The Midterms Factor – Realism, Not Weakness Sheridan and others highlight the approaching US midterms (November 2026) as Trump's vulnerability. The argument runs that Trump cannot afford a long, costly confrontation that drives up energy prices and hands Democrats a campaign issue. Therefore, Iran can play for time, prolong the crisis, and emerge relatively intact. This underestimates Trump's transactional style. History shows Trump prefers short, visible demonstrations of strength followed by declarations of success and disengagement — exactly the pattern he has used in the past. A limited escalation (targeted strikes on infrastructure if needed, continued enforcement of the blockade, visible seizures like the Touska), followed by a claim that "objectives have been met" and a partial pullback, allows him to project toughness without owning a forever conflict in the Gulf. Regional allies and global markets would likely accept a tense pause enforced by American power more readily than endless Iranian disruption. America does not need oil passing through the Strait of Hormuz, and Trump seems willing to let the rest of the West deal with this problem. Iran, by contrast, risks far more. Its economy is already strained, its regime faces internal pressures, and prolonged closure of the Strait hurts its own oil exports as much as anyone else's. 
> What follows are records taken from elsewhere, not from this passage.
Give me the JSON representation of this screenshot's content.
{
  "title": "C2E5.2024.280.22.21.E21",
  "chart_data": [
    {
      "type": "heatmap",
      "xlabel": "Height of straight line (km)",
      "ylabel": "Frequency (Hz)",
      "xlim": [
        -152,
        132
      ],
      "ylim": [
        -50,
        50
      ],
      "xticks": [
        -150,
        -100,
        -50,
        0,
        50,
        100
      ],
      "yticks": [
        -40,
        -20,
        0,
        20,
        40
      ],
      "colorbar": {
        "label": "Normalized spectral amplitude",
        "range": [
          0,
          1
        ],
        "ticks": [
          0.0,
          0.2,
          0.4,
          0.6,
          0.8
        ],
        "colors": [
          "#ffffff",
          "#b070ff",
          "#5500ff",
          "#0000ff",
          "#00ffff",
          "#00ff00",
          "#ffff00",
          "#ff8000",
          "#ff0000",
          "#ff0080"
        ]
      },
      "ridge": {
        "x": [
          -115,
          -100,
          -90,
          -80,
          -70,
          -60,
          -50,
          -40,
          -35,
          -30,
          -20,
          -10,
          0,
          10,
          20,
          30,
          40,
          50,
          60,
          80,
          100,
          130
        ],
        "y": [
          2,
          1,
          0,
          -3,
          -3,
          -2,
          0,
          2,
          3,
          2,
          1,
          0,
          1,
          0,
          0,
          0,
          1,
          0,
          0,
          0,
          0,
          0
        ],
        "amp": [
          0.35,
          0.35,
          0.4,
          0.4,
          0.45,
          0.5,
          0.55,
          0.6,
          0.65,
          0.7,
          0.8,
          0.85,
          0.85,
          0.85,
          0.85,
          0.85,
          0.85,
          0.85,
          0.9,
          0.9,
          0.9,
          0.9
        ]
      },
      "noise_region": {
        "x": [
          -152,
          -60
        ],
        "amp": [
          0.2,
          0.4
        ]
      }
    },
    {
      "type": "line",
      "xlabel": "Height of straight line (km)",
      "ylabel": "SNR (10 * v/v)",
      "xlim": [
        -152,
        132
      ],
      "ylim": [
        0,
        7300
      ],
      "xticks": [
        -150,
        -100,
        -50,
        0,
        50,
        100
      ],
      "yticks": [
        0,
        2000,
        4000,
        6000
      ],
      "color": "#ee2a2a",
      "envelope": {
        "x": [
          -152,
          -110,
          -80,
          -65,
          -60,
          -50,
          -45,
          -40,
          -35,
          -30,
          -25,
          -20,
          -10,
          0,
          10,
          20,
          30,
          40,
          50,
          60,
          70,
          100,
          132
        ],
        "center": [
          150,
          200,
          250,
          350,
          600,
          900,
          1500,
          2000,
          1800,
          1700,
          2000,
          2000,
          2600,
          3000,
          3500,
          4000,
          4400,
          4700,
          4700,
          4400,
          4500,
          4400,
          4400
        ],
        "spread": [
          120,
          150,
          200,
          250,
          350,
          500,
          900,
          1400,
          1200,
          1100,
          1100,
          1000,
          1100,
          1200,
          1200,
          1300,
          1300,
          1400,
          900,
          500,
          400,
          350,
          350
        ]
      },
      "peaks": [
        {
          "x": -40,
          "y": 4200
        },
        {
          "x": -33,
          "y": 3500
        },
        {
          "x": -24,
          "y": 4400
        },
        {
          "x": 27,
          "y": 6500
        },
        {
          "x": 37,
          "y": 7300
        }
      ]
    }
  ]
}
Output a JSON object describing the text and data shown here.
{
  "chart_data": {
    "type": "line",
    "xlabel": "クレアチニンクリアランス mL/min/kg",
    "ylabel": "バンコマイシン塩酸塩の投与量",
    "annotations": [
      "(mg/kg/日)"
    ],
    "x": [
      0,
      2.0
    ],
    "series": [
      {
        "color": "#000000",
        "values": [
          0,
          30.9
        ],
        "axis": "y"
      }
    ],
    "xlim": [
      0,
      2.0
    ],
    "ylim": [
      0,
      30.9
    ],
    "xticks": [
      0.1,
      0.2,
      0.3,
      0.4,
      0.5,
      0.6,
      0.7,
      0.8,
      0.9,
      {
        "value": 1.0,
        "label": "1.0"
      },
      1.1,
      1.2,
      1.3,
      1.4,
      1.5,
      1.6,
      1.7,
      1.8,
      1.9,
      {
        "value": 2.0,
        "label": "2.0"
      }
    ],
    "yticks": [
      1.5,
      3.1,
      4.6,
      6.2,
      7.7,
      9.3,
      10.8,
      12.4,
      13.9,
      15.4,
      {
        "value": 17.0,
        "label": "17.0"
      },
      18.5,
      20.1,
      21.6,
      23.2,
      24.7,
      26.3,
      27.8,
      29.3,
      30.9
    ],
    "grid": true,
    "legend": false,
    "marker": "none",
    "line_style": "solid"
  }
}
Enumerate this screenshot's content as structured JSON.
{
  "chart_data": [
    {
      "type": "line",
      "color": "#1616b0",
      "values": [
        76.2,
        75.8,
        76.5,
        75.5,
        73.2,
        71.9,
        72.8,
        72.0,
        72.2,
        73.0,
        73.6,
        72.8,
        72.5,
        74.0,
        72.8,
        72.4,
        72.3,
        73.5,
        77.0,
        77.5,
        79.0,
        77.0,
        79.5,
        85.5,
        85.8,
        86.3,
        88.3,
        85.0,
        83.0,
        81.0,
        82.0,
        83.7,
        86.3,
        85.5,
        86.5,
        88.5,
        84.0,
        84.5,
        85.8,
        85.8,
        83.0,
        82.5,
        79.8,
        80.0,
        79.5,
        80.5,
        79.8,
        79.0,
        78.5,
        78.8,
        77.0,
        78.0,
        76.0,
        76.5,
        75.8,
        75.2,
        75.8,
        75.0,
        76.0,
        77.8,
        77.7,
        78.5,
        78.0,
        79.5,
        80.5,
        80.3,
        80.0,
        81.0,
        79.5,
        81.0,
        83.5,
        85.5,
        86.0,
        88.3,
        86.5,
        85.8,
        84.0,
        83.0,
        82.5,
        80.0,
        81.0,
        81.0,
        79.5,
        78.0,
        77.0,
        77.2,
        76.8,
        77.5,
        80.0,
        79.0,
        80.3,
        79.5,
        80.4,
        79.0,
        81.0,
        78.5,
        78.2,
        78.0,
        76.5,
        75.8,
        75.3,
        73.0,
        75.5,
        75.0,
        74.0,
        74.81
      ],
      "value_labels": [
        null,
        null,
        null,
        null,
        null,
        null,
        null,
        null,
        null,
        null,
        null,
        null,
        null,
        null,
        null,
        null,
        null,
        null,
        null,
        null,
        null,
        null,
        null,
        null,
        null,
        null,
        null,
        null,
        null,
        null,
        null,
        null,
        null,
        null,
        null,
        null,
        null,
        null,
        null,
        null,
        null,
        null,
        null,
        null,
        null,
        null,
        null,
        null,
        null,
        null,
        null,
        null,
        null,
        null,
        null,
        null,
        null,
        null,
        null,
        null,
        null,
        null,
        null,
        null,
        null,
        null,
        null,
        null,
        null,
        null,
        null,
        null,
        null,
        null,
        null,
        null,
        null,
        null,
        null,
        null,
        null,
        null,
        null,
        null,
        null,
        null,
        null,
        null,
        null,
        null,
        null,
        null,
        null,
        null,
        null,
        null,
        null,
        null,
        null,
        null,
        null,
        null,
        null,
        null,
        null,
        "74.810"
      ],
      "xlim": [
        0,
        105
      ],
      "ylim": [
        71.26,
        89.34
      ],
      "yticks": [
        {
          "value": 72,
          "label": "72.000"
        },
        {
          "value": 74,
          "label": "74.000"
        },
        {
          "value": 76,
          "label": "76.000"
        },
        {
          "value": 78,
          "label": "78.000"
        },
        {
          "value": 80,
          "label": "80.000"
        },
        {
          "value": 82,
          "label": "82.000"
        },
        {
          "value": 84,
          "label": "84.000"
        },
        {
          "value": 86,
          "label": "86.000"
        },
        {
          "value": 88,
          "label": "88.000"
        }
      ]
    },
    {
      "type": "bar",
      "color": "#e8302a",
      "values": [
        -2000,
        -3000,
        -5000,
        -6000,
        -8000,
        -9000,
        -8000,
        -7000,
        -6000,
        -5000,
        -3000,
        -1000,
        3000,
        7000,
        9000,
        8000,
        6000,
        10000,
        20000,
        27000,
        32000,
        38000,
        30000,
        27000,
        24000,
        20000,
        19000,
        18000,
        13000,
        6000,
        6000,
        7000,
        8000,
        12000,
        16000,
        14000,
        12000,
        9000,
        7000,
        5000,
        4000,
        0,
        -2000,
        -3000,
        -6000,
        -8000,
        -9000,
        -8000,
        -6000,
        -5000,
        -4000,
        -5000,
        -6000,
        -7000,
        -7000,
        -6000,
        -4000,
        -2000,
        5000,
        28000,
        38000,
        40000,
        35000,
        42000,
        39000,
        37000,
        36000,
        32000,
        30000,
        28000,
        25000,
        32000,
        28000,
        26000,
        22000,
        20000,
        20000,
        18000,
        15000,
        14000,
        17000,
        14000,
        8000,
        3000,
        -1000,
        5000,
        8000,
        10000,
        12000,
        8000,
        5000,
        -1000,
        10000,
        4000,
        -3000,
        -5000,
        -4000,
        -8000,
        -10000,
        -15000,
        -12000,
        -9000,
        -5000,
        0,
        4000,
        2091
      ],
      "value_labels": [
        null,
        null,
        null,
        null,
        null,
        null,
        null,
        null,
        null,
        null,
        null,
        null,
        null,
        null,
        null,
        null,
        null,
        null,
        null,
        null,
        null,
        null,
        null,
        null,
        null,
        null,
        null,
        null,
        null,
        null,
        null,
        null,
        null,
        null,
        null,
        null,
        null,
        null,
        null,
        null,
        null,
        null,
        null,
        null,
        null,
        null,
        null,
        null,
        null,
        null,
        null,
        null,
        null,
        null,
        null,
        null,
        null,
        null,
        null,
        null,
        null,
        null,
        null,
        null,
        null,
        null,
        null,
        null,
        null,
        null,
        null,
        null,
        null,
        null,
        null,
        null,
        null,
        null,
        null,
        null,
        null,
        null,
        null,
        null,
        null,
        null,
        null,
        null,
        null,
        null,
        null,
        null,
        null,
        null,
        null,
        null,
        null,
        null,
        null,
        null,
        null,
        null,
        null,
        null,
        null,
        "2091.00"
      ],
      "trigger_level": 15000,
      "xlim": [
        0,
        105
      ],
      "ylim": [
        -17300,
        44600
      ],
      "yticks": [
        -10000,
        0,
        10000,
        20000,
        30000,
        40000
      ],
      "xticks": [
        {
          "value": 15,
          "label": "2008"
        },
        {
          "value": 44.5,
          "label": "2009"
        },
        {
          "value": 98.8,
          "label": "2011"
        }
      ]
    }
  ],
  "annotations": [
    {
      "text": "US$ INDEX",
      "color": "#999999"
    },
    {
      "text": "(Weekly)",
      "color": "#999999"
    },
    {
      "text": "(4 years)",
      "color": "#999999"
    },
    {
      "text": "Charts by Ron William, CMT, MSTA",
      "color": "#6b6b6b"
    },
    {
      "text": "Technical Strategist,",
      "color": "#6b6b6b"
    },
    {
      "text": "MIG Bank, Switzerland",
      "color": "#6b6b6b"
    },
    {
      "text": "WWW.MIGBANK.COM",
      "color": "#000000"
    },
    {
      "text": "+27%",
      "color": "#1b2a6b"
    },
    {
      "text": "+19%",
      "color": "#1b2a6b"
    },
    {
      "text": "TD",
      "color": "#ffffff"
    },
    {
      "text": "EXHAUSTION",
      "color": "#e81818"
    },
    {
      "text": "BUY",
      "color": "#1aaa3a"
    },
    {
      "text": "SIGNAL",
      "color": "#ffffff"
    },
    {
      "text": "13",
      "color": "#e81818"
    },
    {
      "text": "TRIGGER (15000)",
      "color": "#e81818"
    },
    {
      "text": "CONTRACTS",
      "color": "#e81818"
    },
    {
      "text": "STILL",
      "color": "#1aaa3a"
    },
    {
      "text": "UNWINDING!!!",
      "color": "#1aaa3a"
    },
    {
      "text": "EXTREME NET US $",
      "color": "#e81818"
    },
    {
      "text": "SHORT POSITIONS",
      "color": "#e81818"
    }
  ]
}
The "victory" of simply surviving Trump's pressure looks less impressive when your population endures higher hardship and your proxies face setbacks elsewhere. Strategic Leverage Still Favours Washington Control of the Strait of Hormuz is a powerful card, but it is not a trump card for Iran in a direct test of wills with the United States. America's navy retains superior power projection. The US can escort tankers, interdict Iranian vessels, and sustain operations far longer than Tehran can afford chaos that spikes global energy prices and alienates even its remaining partners (including China, which prefers stable oil flows). Sheridan's framing implies that any failure to achieve total Iranian capitulation equals American defeat. That is a category error. Great-power competition in chokepoints rarely ends in clean surrender. It ends in managed tension, with the stronger party extracting concessions over time while avoiding quagmires. Trump's approach — blunt threats, naval action, and willingness to walk away from a "deal" that doesn't deliver — aligns with that reality far better than endless negotiation that rewards Iranian delay tactics. Iran knows it cannot win a conventional military contest. Its strategy relies on political warfare: exploiting Western media narratives, domestic divisions in the US, and the hope that progressive voices (and war-weary publics) will pressure Washington to de-escalate.

Calling this "snookering" Trump credits Tehran with more mastery than the facts support. No Sweet Ending — But Clearer Realities Like the earlier Hormuz flare-ups and the looming risks around the Strait of Malacca, this confrontation is unlikely to have a tidy resolution. Miscalculation remains possible. Iran's regime has shown it can absorb punishment and survive. But surviving is not the same as prevailing. Sheridan is right that trust in Iranian commitments is low and that ceasefires in the region are fragile. Where he errs is in portraying Iran as the player holding the stronger hand. 

The US retains the initiative through raw capability and the political flexibility that comes with not being the revisionist power desperately dependent on a single vulnerable chokepoint. Trump has not been snookered. He is playing a high-stakes game of leverage in which America's overwhelming advantages in naval power, economic resilience, and alliance options still outweigh Iran's asymmetric harassment. The coming weeks, with midterm calculations in the background, will test whose assessment is closer to reality. The Strait of Hormuz has reminded the world, once again, that maritime chokepoints expose true power balances more honestly than diplomatic communiqués. Iran's gamble is risky; America's response so far suggests it is not bluffing.